If a Christian is being hateful, then that is obviously wrong. However, if a discussion is being had about something, say LGBTQ rights or abortion, things about which Christians often have strong beliefs, then that Christian ought not be barred from participating because some might find their beliefs insulting. If you do not want to hear a Christian point of view on a topic, then do not have a discussion of that topic in class. In addition, what this article fails to point out is that there was a project on microaggressions, and one of the things listed as a microaggression was the girl who was issued this no-contact order saying that, and I quote, her "personal beliefs are grounded in the objective truth of the Gospel of Jesus Christ". When merely speaking about your beliefs as a Christian is considered a microaggression, I would say that pretty clearly counts as actual aggression, towards Christians. In addition, you can tell that most there was probably nothing said in a hateful or disrespectful way, because if there was the University would not have immediately dropped the no-contact order upon being threatened with legal action, as hate speech is grounds for discipline.
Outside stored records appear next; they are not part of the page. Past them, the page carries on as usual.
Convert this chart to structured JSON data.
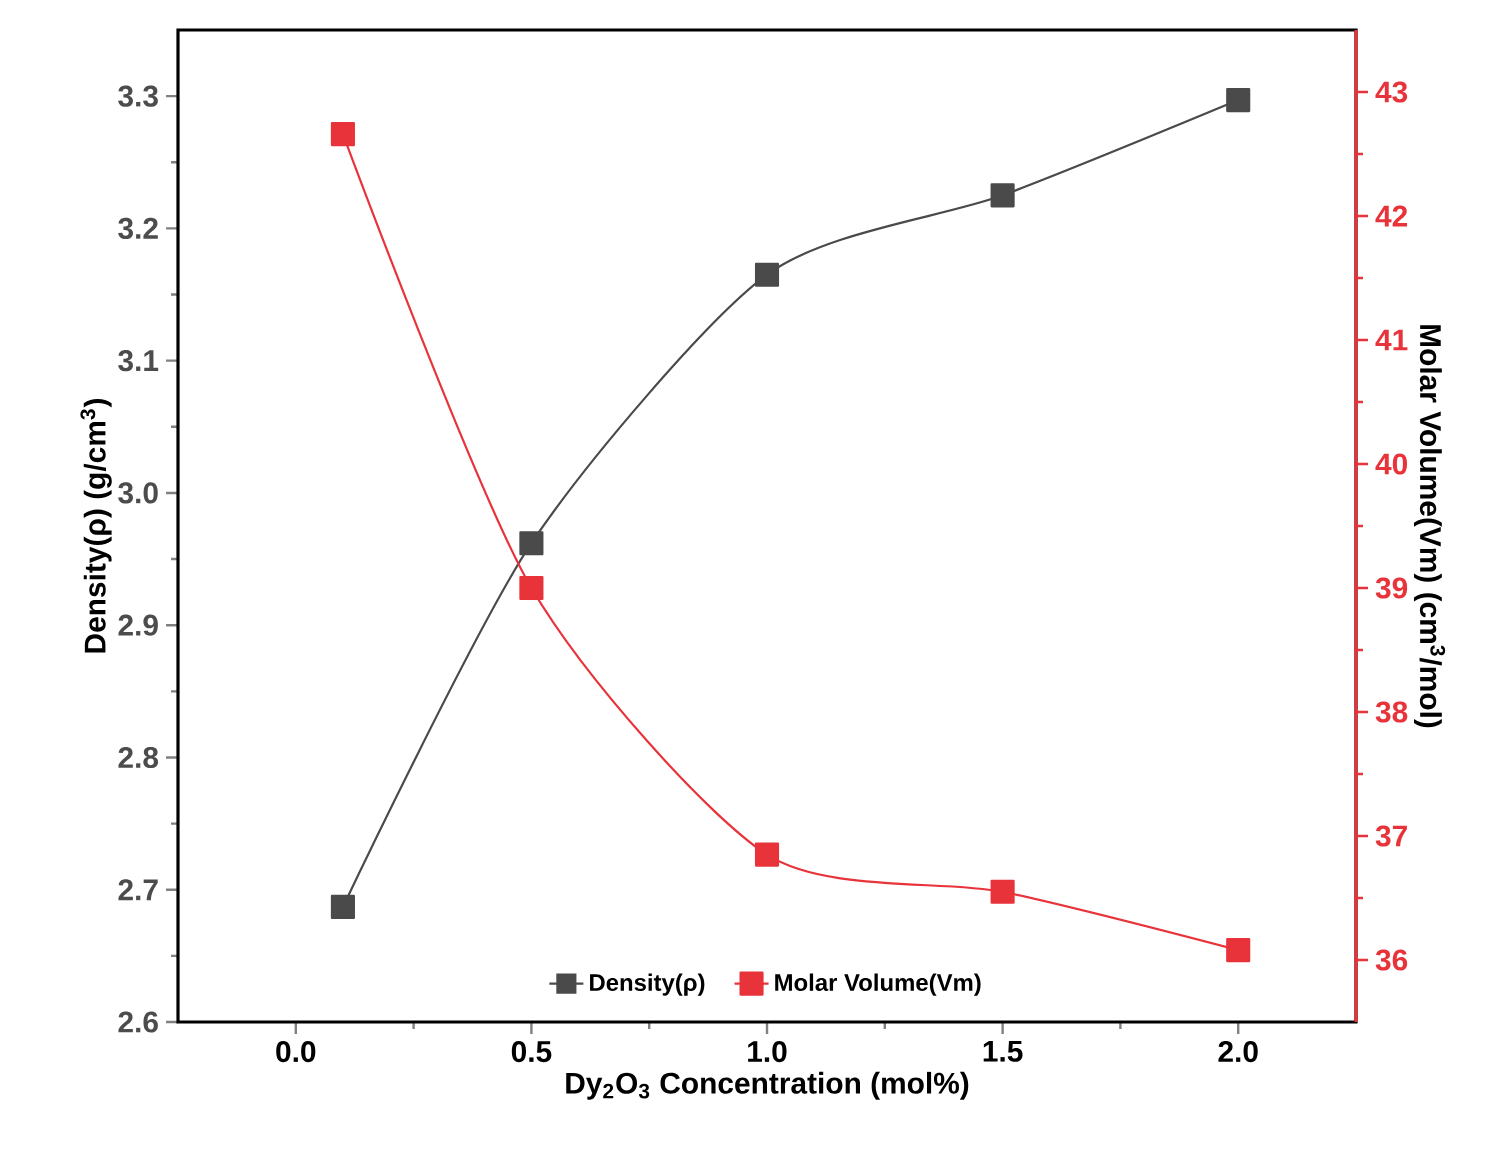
{
  "chart_data": {
    "type": "line",
    "xlabel": "Dy$_{2}$O$_{3}$ Concentration (mol%)",
    "ylabel": "Density(ρ) (g/cm$^{3}$)",
    "y2label": "Molar Volume(Vm) (cm$^{3}$/mol)",
    "x": [
      0.1,
      0.5,
      1.0,
      1.5,
      2.0
    ],
    "series": [
      {
        "name": "Density(ρ)",
        "color": "#4a4a4a",
        "values": [
          2.687,
          2.962,
          3.165,
          3.225,
          3.297
        ]
      },
      {
        "name": "Molar Volume(Vm)",
        "color": "#e8333a",
        "axis": "y2",
        "values": [
          42.66,
          39.0,
          36.85,
          36.55,
          36.08
        ]
      }
    ],
    "xlim": [
      -0.25,
      2.25
    ],
    "xticks": [
      {
        "value": 0,
        "label": "0.0"
      },
      0.5,
      {
        "value": 1,
        "label": "1.0"
      },
      1.5,
      {
        "value": 2,
        "label": "2.0"
      }
    ],
    "ylim": [
      2.6,
      3.35
    ],
    "yticks": [
      2.6,
      2.7,
      2.8,
      2.9,
      {
        "value": 3,
        "label": "3.0"
      },
      3.1,
      3.2,
      3.3
    ],
    "y2lim": [
      35.5,
      43.5
    ],
    "y2ticks": [
      36,
      37,
      38,
      39,
      40,
      41,
      42,
      43
    ],
    "marker": "square",
    "line_style": "solid",
    "legend": "bottom"
  }
}
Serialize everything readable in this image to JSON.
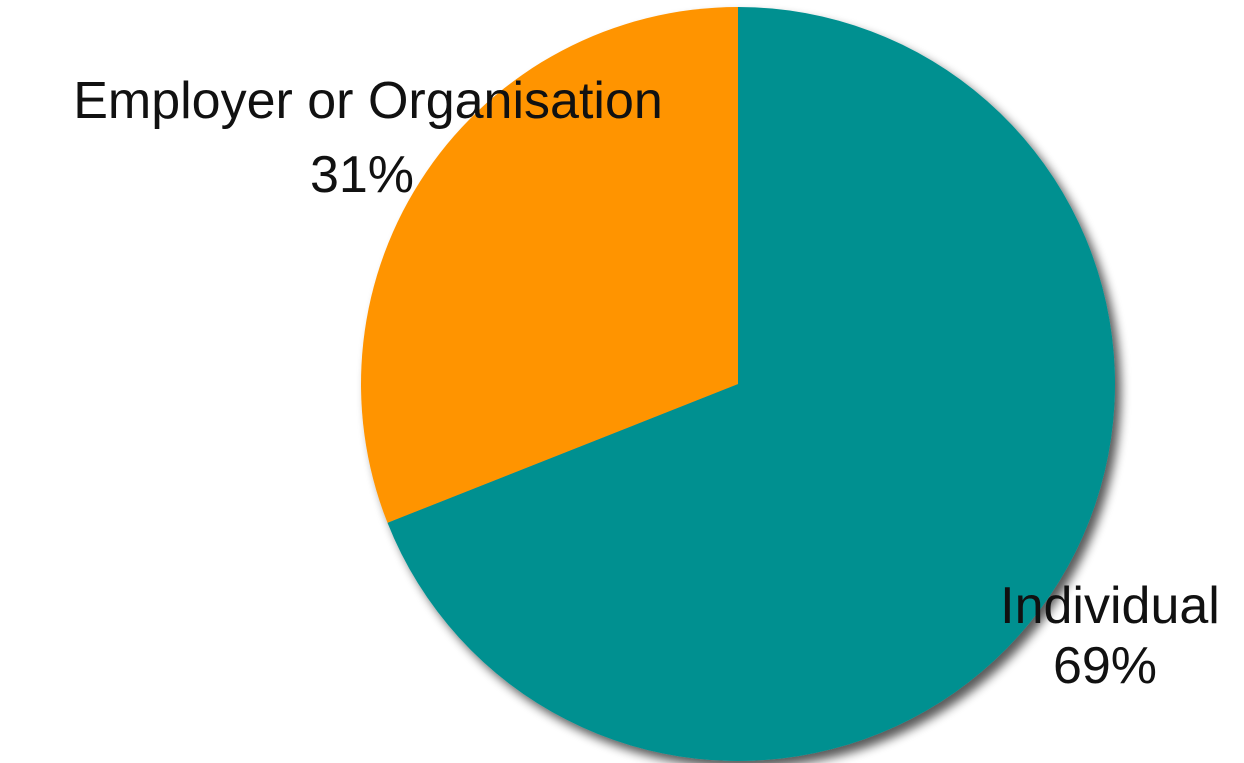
{
  "chart_data": {
    "type": "pie",
    "title": "",
    "start_angle_deg": 0,
    "direction": "clockwise",
    "slices": [
      {
        "label": "Individual",
        "value": 69,
        "value_label": "69%",
        "color": "#009090"
      },
      {
        "label": "Employer or Organisation",
        "value": 31,
        "value_label": "31%",
        "color": "#FF9400"
      }
    ],
    "shadow": true
  }
}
Speech that someone else merely dislikes, on the other hand, is not, which is a good thing.

Jeffrey Mefford

Agreed. The statement, "As students, we have experienced the freedom to express our beliefs and value systems in the classroom", which is then used to justify bigotry against a student who acted, allegedly, in concert with her beliefs and value system utterly lacks self-awareness and displays classic hypocrisy.

Jeffrey Mefford

"When Christianity is used as a shield for bigotry, one perpetuates the historical abuses that have occurred and continues to cause tremendous harm." I'm trying to reconcile this with the headline.

Cleetus Yeetus

This article conflating Christianity with: bigotry, xenophobia, racism… seems to make their point.

John Doe

Actually, this is a letter to the editor, not an article.